An anganwadi worker in Maharashtra has approached the Bombay High Court challenging the state government's decision to dismiss her from job for having more than two children and thus, not adhering to its 'Small Family' Rules.
An anganwadi worker in Maharashtra has approached the Bombay High Court challenging the state government’s decision to dismiss her from job for having more than two children and thus, not adhering to its ‘Small Family’ Rules.
The petitioner, Tanvi Sodaye, began working for the states Integrated Child Development Services (ICDS) scheme in 2002 and was promoted to the post of an Anganwadi Sevika in 2012. In March this year, however, she received a written communication from the state authorities informing her that she was being dismissed from work since she had three children.
The letter informed her a 2014 Government Resolution (order) mandated that state employees in various departments, including the ICDS scheme, must not have more than two children. In her plea, filed through advocate Ajinkya M Udane, Sodaye, however, argued that her dismissal from service on the ground that she had more than two kids was illegal since she was already eight months pregnant with her third child when the August 2014 GR came into effect.
While Sodaye approached the high court in April this year, just a month after her dismissal, her plea was taken up by the court for hearing for the first time only last week. In the hearing, advocate Udane told a bench of Justices R M Savant and M S Karnik that his clients appointment letter, or the letter confirming her promotion to an Anganwadi Sevika, did not have any clause restricting the number of children she could have. Besides, he argued, since she was already eight months pregnant when the GR in question came into effect, in her case, applying its provisions would mean applying a law retrospectively.

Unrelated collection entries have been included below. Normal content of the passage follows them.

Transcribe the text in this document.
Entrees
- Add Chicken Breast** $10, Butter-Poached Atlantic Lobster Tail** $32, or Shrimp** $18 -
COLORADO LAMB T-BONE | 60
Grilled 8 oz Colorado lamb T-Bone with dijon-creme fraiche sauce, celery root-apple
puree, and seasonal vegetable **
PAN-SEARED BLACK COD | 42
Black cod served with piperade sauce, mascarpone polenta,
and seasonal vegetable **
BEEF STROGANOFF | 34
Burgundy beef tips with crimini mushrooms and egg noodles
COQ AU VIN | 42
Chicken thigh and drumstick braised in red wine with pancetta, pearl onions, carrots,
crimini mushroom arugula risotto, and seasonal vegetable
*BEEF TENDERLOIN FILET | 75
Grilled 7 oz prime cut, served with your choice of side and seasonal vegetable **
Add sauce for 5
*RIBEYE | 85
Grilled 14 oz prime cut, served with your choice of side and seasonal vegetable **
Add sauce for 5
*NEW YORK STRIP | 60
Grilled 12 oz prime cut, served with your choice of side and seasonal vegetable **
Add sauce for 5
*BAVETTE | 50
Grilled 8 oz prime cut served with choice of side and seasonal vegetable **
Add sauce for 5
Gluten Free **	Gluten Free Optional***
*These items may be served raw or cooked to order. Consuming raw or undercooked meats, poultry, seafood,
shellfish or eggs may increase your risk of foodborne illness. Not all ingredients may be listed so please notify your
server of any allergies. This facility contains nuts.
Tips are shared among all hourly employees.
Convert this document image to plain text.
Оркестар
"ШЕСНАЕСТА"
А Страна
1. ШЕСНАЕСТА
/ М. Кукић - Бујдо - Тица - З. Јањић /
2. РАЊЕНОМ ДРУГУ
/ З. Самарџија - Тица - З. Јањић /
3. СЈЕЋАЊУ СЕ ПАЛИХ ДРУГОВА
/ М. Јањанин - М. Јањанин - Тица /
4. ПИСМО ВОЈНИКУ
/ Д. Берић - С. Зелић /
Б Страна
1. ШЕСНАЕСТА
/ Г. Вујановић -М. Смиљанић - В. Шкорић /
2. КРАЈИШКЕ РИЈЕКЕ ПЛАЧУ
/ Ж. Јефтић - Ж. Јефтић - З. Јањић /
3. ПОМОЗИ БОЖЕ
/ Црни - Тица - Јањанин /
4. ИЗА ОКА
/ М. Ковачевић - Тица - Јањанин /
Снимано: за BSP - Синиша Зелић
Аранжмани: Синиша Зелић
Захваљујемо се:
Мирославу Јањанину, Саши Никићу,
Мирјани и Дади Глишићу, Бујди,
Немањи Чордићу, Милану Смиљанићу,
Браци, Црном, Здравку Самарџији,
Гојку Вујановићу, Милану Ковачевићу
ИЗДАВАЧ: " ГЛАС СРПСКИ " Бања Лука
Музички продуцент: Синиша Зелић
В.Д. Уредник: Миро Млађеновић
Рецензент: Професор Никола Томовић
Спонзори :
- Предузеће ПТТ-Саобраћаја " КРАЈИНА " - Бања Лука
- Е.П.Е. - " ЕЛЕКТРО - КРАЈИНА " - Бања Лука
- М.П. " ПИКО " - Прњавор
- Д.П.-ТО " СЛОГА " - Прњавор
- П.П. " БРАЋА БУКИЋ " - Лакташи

The same, he said, was unfair and urged the court to quash the state’s order of her dismissal. The state however, told the bench that though the August 2014 GR was specifically introduced by the Women and Child Development Department to define the terms and conditions of the appointment of Anganwadi Sevikas and other employees under the ICDS, the government had been propagating the ‘Small Family’ Rules since 2005. Advocate General Ashutosh Kumbhakoni told the bench that under the 2005 Rules, ‘Small Family’ was defined to mean, “a family of husband and wife with two children or less”.
Such candidates across several government departments, who did not fit into this definition, either faced disqualification from future employment prospects, lost out on several benefits, or faced dismissal from their services, said Kumbhakoni, who appeared for the state. He objected to advocate Udane’s argument on the rules being applied retrospectively, saying that since 2005, several resolutions and notifications were issued by the state to the effect for various government departments.
Therefore, “the rule of disqualification on account of the third child in employment must be considered as pre-existing”, in the present case, Kumbhakoni argued. The bench has now directed the state to place on record all communications and resolutions issued so far on the subject, by October 3, the next date of hearing. The ICDS is a government programme which provides food, pre-school education and healthcare to children under 6 years of age and their mothers. Child care centres set up under the scheme are managed by anganwadi workers.